Zénon avait déjà proclamé l'universel empire de l'eimarmenè. II avait affirmé que rien arrive si ce n'est en conformité avec l'arrêt du destin. Le premier, il avait fait usage des formules que l'école devait rendre familières, en vertu desquelles «cause des êtres», «raison directrice de l'univers» sont autant de périphrases pour désigner l'eimarmenè. Mais le maître, stoïcien qui fouilla le plus profondément ce problème du destin et qui s'efforça d'en traiter avec le plus de rigueur, fut, sans contredit, Chrysippe. II avait, au dire du péripatéticien Diogénien, composé deux ouvrages à ce sujet. Les principales de ses thèses nous ont été conservées par Cicéron, dans son De Divination et son De Fato, ainsi que par Alexandre d'Aphrodise, dans son propre oeri eimarmenès, spécialement consacré à en établir la réfutation. Or, on ne peut, en les lisant, ne pas être frappé du caractère hautement scientifique que le grand dialecticien sut imprimer à cette doctrine : 

« Toutes choses, dit Cicéron, qui le résume, arrivent en vertu du destin : la raison nous force d'en convenir. Or, j'appelle destin, ce que Les Grecs appellent eimarmenè, c.-à-d. l'ordre, la série des causes, attendu que la cause rattachée à une cause engendre à son tour un effet : c'est là la vérité immuable qui coule de toute éternité. Cela étant, rien n'a eu lieu qui n'ait dû se produire et de même rien n'arrivera dont la nature ne renferme les causes propres à le réaliser. D'où il est manifeste que le destin n'est pas ce que l'on prend dans une acception superstitieuse, mais le nom dont, en langage de physicien, on désigne la cause éternelle des choses, en vertu de laquelle s'est accompli ce qui a eu lieu, ce qui est présent se produit, et ce qui est à venir arrivera. » (De Divin., 1, 55, 125).
Par conséquent, le mot eimarmenè; signifie l'enchaînement causal ininterrompu qui relie à des antécédents invariables toute génération d'effets. Rien en cela d'une fatalité mystérieuse, fantôme de la crédulité, mais bien un conditionnement universel, exclusif de toute contingence comme de tout arbitraire, et qui offre une saisissante analogie avec le déterminisme des phénoménistes modernes, selon qui, tout le secret de la causalité réside dans la relation invariable, conçue comme nécessaire, grâce à une inflexible association d'idées entre le système des conséquents et celui des antécédents (Alex. Aphr., peri eim., ch. VIII, 23 et 25). Ce nexus, il est vrai, peut échapper au regard de l'humain, et alors nous déguisons notre ignorance par des fictions, telles que : le fortuit et le spontané. De ce déterminisme on entrevoit le corollaire psychologique si grave : l'extension aux actions et aux volitions humaines de cet empire sans réserves exerce par l'éternel et invariable destin.

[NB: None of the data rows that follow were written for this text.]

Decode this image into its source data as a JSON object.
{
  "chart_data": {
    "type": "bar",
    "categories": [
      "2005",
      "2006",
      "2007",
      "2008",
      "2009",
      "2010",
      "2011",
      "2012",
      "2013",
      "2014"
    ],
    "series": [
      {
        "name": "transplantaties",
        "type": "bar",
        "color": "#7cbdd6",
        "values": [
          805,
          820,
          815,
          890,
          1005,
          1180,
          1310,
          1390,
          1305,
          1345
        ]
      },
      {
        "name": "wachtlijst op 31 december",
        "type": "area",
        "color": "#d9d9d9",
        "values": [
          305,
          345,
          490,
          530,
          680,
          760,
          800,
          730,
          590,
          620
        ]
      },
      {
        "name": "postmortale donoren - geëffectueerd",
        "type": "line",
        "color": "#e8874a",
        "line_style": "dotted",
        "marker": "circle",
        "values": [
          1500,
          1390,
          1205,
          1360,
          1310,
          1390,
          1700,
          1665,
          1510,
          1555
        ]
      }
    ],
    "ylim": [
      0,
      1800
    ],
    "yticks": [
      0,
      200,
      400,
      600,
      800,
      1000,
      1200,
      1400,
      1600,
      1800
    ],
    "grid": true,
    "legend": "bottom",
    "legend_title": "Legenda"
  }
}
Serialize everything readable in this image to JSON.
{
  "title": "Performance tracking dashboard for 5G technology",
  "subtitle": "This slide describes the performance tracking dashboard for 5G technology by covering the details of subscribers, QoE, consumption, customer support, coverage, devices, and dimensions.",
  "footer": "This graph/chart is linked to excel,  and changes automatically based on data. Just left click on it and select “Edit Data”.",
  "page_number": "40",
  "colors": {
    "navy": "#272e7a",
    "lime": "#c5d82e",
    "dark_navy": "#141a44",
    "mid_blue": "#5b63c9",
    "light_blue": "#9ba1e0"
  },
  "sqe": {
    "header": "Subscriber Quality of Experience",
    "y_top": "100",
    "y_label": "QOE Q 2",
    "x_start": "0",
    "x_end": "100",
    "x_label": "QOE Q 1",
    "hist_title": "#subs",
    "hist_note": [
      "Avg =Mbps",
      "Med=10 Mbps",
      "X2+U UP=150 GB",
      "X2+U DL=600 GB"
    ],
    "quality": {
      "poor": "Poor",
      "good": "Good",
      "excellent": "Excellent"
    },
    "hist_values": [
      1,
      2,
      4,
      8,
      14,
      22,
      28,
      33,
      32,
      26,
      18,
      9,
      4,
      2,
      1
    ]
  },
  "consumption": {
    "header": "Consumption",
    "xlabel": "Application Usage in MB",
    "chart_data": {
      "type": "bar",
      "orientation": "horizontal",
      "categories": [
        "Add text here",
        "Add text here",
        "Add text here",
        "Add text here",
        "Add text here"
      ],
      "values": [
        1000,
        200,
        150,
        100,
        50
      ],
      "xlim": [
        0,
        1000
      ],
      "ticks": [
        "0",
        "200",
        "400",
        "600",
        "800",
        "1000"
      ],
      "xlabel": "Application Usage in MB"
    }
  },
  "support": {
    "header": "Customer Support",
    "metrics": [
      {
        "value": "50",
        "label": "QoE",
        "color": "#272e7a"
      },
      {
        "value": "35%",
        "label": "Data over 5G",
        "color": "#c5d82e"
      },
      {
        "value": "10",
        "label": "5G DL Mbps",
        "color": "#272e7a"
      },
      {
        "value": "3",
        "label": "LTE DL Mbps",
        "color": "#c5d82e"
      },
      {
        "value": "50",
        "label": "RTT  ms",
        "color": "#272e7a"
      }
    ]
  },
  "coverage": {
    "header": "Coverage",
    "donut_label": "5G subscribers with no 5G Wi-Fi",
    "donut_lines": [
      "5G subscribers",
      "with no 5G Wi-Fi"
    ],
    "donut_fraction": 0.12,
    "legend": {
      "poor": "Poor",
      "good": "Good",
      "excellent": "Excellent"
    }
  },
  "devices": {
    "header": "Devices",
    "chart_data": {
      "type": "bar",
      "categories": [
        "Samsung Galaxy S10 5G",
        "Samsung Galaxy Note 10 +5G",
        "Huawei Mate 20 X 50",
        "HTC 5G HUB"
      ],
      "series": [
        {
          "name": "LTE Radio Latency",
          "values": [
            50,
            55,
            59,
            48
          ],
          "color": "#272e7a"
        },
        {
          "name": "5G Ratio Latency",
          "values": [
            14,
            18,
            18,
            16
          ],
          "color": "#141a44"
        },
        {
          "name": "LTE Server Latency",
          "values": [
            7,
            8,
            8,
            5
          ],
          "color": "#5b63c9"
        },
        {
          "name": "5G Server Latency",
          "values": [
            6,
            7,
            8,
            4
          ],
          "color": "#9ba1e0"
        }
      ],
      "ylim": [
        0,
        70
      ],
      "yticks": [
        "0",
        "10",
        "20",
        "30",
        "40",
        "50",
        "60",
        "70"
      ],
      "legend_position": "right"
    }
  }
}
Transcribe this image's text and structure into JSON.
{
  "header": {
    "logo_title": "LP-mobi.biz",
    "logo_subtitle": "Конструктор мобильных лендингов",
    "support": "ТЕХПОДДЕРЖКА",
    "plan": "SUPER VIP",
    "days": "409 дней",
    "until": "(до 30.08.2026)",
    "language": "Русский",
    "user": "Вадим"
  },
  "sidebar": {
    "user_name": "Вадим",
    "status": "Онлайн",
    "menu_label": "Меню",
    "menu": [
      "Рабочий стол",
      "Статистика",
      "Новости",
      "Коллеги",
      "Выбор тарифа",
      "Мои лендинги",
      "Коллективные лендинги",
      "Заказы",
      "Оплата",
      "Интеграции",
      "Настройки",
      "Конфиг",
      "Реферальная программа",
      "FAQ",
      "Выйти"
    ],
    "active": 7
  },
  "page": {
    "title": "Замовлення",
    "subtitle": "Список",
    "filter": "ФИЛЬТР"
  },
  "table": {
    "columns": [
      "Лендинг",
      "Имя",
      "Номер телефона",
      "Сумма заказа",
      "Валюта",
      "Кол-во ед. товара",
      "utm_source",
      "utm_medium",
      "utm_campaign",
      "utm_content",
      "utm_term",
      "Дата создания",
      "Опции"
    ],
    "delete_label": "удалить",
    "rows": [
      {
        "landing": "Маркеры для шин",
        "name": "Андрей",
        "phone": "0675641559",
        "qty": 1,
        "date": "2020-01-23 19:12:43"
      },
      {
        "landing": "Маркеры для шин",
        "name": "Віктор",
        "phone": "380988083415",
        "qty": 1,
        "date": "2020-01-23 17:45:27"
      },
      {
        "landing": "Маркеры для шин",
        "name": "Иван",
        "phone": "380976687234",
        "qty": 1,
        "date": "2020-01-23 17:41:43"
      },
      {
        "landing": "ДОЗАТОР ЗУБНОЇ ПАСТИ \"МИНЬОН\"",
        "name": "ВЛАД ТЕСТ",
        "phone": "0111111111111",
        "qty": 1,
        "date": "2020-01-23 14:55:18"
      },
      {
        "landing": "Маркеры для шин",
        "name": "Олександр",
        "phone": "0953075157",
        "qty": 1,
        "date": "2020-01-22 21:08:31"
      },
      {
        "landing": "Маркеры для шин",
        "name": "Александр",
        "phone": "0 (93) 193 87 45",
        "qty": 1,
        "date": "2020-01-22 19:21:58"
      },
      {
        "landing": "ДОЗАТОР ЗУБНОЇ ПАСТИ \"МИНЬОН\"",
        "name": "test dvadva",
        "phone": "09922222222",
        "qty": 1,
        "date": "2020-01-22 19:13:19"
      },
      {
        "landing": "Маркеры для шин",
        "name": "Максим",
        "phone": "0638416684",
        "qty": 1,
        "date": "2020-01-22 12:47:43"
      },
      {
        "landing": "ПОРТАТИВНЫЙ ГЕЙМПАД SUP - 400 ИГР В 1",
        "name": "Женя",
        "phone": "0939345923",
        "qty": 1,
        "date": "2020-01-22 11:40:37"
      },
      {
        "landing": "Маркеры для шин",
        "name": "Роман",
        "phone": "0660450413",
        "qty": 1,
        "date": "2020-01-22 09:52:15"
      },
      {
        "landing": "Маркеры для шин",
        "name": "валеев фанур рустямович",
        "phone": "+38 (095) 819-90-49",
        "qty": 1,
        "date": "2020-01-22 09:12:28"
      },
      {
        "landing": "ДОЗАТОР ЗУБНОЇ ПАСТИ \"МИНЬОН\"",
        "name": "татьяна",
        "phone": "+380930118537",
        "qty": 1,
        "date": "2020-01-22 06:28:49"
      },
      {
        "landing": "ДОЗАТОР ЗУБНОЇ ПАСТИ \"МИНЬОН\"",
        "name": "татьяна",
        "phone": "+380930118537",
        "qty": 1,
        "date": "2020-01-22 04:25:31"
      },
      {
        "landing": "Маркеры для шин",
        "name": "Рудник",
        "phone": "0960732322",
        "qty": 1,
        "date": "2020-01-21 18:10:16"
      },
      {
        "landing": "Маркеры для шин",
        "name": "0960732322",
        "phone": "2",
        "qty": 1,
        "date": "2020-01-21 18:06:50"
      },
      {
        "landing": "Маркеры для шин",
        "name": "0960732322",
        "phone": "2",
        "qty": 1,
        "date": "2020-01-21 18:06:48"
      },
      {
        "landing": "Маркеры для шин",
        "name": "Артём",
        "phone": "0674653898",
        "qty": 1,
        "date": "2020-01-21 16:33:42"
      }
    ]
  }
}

Ce dogme de l'eimarmenè n'allait-il pas mettre en péril la croyance en l'action bienveillante des dieux et compromettre jusqu'à la certitude de leur existence, puisque notre conviction de leur sollicitude est de cette existence elle-même, somme toute, la suprême garantie? Loin de là, Chrysippe multipliait et prolongeait sans fin les sorites afin de prouver qu'une telle croyance est le fondement solide de la théologie, de la religion et de la morale (Alex. Aphr., ibid., ch. XXXVII). Il faisait plus encore : ce destin qu'il avait dit identique à la vérité éternelle, identique également à la nature, attendu que nature et destin ne font que dénommer différemment la puissance génératrice universelle, il le déclarait, par une identification plus hardie, que l'école entière accepta, ne faire qu'un et se confondre avec la prescience et avec la providence divines, la pronoia. C'est ainsi que le Portique était conduit à prendre le contrepied de la science épicurienne. Il soutenait donc - et à cette thèse de nombreux développements étaient consacrés par ses maîtres - que la nécessité à laquelle le monde est soumis et dans sa formation et dans son cours n'était nullement aveugle, mais, bien au contraire, tissée en quelque sorte par une pensée vigilante. Il avait écrit, sur ce sujet, un ouvrage considérable. Le thème fut repris, après lui, par les théoriciens de la secte, avec une remarquable persévérance : ni Posidonius ni Sénèque ne le céderont à Chrysippe pour le zèle à mettre en lumière, la tutélaire activité des dieux. On peut lire dans le De Natura deorum (II, 76 et suiv.) les arguments pressés qu'avance le stoïcien Balbus, invoquant tantôt unité organique du monde, tantôt les merveilleuses harmonies de la nature, tantôt la finalité saisissante dont l'organisation physique, intellectuelle et morale de l'humain, présente tant de signes, pour surprendre cette vaste téléologie à celles des existences qui ont la pensée et la raison, c.-à-d. pour donner comme but au monde l'humain et la divinité. En vain avait-on opposé à Chrysippe l'inévitable objection que soulève la réalité du mal dans le monde. Dans son hymne à Jupiter, Cléanthe avait effleuré la difficulté, en affirmant qu'en fin de compte le père des dieux tourne à l'ordre le désordonné, gagne à l'amour ce qui est hostile et fait partout triompher la concorde et l'unité.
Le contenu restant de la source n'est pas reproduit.